The report states that by 2010, the nation's nuclear reactors will have accumulated enough waste to completely fill Yucca Mountain, as currently planned. Carrying on the 20-year tradition of deferring nuclear waste disposal is also an option, the report says, but it warns that "each year a decision is deferred the Federal Government will incur additional financial liabilities."
Johnston -- who said he doesn't represent nuclear interests -- thinks it would be "silly" to stop the current nuclear waste program. "To think that they're going to go back and study all the things we studied before.
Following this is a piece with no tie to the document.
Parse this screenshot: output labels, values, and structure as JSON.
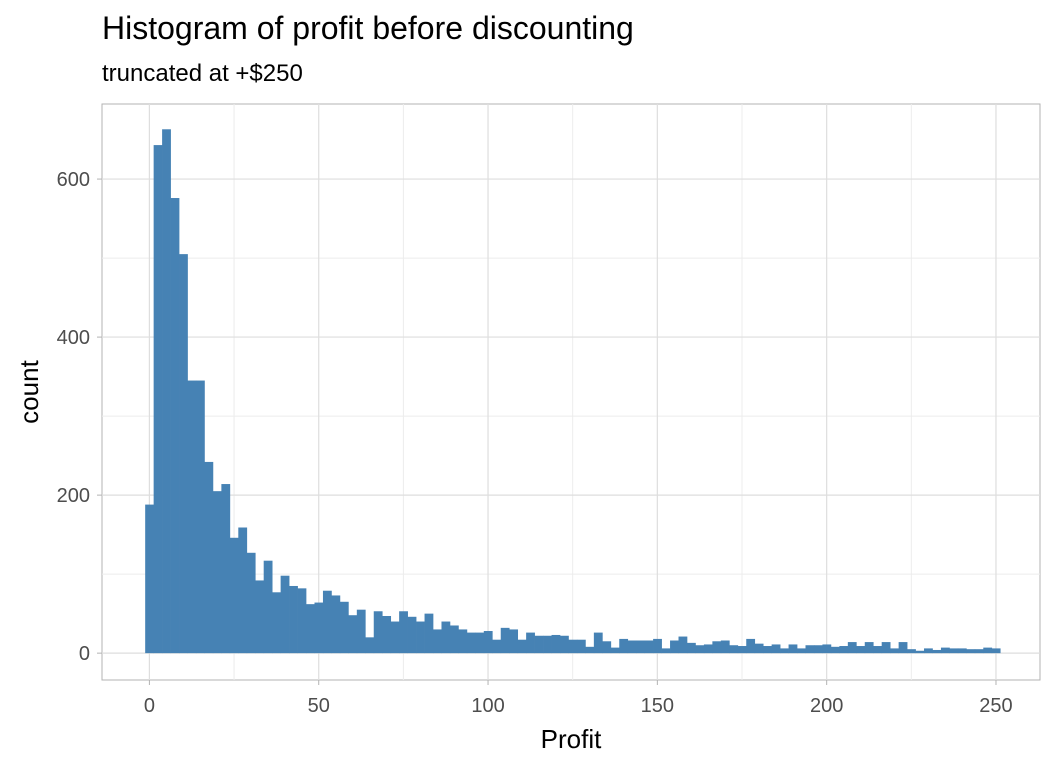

We looked into everything, even sending it into outer space and burying it in the ocean." He thinks the best remedy would be to designate Yucca as the site for "monitored and retrievable storage for nuclear wastes," looking forward to the day when technology provides a way that part of the waste could be removed and recycled as new nuclear fuel.
"Whether this would make a difference in their [Nevada's] opposition, I don't know, " added Johnston. "It has gotten rather irrational. Everyone assumes it [the waste] is going to poison the whole state."
Alters the information on population in the vicinity of the proposed waste repository at Yucca Mountain and the temporary storage facilities where waste is now kept. An earlier version of this story incorrectly noted a higher concentration of people in these areas.